His thrust, consequently, caught the attention of World Wrestling Federation chairman Vince McMahon, who hired Lawler as an announcer on WWF Superstars of Wrestling in December 1992. His WWF stint was marred by an array of controversy, most notably his run-ins with Bret “The Hit Man” Hart that led to the infamous “Kiss My Foot” match won by Hart during the King of the Ring event in 1995.
Lawler assumed a number of roles for what is now WWE over the next few years before controversy surrounding his then-wife Stacy Carter’s abrupt firing prompted him to resign from the company in February 2001. His absence, however, lasted only nine months, as he rekindled his relationship with McMahon who, reintroduced Lawler on Raw as a commentator replacement for the previously-fired Paul Heyman.
He has been with WWE ever since and is a fixture on the weekly two-hour wrestling show. Three years ago, Lawler—whose 140-plus career championships is most among any active WWE wrestler—was inducted into the WWE Hall of Fame by longtime actor William Shatner, with whom he had an altercation during a January 1995 episode of Raw.
Still, Lawler, who is in no rush to retire from wrestling, believes it was his well-publicized dispute with Kaufman that helped elevate not only his career, but wrestling with regards to bridging the gap with celebrities and high-profile athletes.

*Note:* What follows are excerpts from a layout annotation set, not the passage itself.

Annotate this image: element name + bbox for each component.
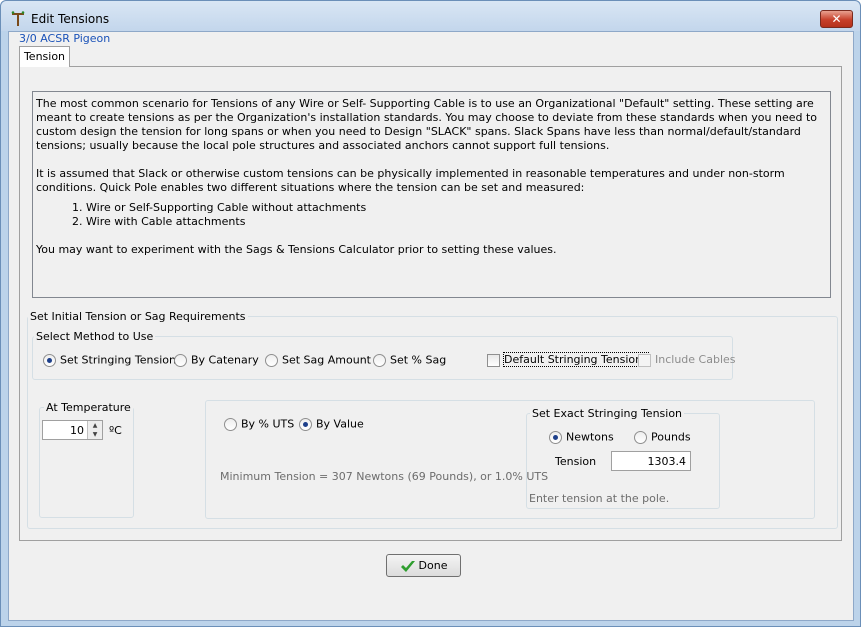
checkbox-label: Include Cables <box>655 353 736 366</box>
radio-icon <box>174 353 187 367</box>
done-button[interactable]: Done <box>386 554 461 577</box>
tension-mode-group <box>205 400 815 519</box>
method-group-label: Select Method to Use <box>34 330 156 343</box>
tension-input[interactable]: 1303.4 <box>611 451 691 471</box>
info-list: Wire or Self-Supporting Cable without at… <box>36 201 827 229</box>
method-percent-sag-radio[interactable]: Set % Sag <box>373 353 446 367</box>
radio-selected-icon <box>43 353 56 367</box>
default-stringing-checkbox[interactable]: Default Stringing Tensions <box>487 352 649 367</box>
temperature-unit: ºC <box>109 424 122 437</box>
radio-icon <box>265 353 278 367</box>
info-paragraph-1: The most common scenario for Tensions of… <box>36 97 818 152</box>
check-icon <box>400 560 415 572</box>
radio-label: By Value <box>316 417 364 431</box>
title-bar[interactable]: Edit Tensions ✕ <box>1 1 860 31</box>
minimum-tension-text: Minimum Tension = 307 Newtons (69 Pounds… <box>220 470 549 483</box>
newtons-radio[interactable]: Newtons <box>549 430 614 444</box>
tension-label: Tension <box>555 455 597 468</box>
cable-name: 3/0 ACSR Pigeon <box>19 32 111 45</box>
pounds-radio[interactable]: Pounds <box>634 430 691 444</box>
checkbox-icon <box>487 353 500 367</box>
info-paragraph-3: You may want to experiment with the Sags… <box>36 243 557 256</box>
spinner-buttons: ▲ ▼ <box>87 421 102 439</box>
radio-label: Set Sag Amount <box>282 353 371 367</box>
radio-label: Set Stringing Tension <box>60 353 176 367</box>
radio-selected-icon <box>299 417 312 431</box>
spin-up-icon[interactable]: ▲ <box>88 421 102 430</box>
temperature-group-label: At Temperature <box>44 401 133 414</box>
exact-tension-group-label: Set Exact Stringing Tension <box>530 407 685 420</box>
radio-label: By % UTS <box>241 417 295 431</box>
temperature-spinner[interactable]: 10 ▲ ▼ <box>42 420 103 440</box>
utility-pole-icon <box>11 11 25 26</box>
close-button[interactable]: ✕ <box>820 10 853 28</box>
radio-label: By Catenary <box>191 353 259 367</box>
radio-icon <box>634 430 647 444</box>
done-label: Done <box>418 559 448 572</box>
info-text-box: The most common scenario for Tensions of… <box>32 91 831 298</box>
radio-selected-icon <box>549 430 562 444</box>
by-value-radio[interactable]: By Value <box>299 417 364 431</box>
method-sag-amount-radio[interactable]: Set Sag Amount <box>265 353 371 367</box>
tab-tension[interactable]: Tension <box>19 46 70 67</box>
info-list-item: Wire with Cable attachments <box>86 215 827 229</box>
checkbox-icon <box>638 353 651 367</box>
window-title: Edit Tensions <box>31 12 110 26</box>
method-stringing-tension-radio[interactable]: Set Stringing Tension <box>43 353 176 367</box>
method-catenary-radio[interactable]: By Catenary <box>174 353 259 367</box>
info-paragraph-2: It is assumed that Slack or otherwise cu… <box>36 167 785 194</box>
dialog-window: Edit Tensions ✕ 3/0 ACSR Pigeon Tension … <box>0 0 861 627</box>
checkbox-label: Default Stringing Tensions <box>503 352 649 367</box>
spin-down-icon[interactable]: ▼ <box>88 430 102 439</box>
radio-label: Set % Sag <box>390 353 447 367</box>
tension-hint: Enter tension at the pole. <box>529 492 670 505</box>
requirements-group-label: Set Initial Tension or Sag Requirements <box>28 310 248 323</box>
radio-icon <box>224 417 237 431</box>
close-icon: ✕ <box>831 12 842 26</box>
info-list-item: Wire or Self-Supporting Cable without at… <box>86 201 827 215</box>
radio-icon <box>373 353 386 367</box>
radio-label: Newtons <box>566 430 614 444</box>
include-cables-checkbox[interactable]: Include Cables <box>638 353 736 367</box>
radio-label: Pounds <box>651 430 691 444</box>
by-percent-uts-radio[interactable]: By % UTS <box>224 417 294 431</box>
temperature-value: 10 <box>70 424 84 437</box>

In 1999, Lawler even starred as himself in the movie Man on the Moon with renowned actor Jim Carrey, who played the character Kaufman.
“If you notice every week, Raw has had a celebrity as a guest host,” Lawler said. “I think (the feud with Kaufman) provided wrestling with a tremendous rub in that wrestling is seen as a late night television show. Andy Kaufman was not just big for me, but it was big for wrestling. It was the most famous wrestling match in history.”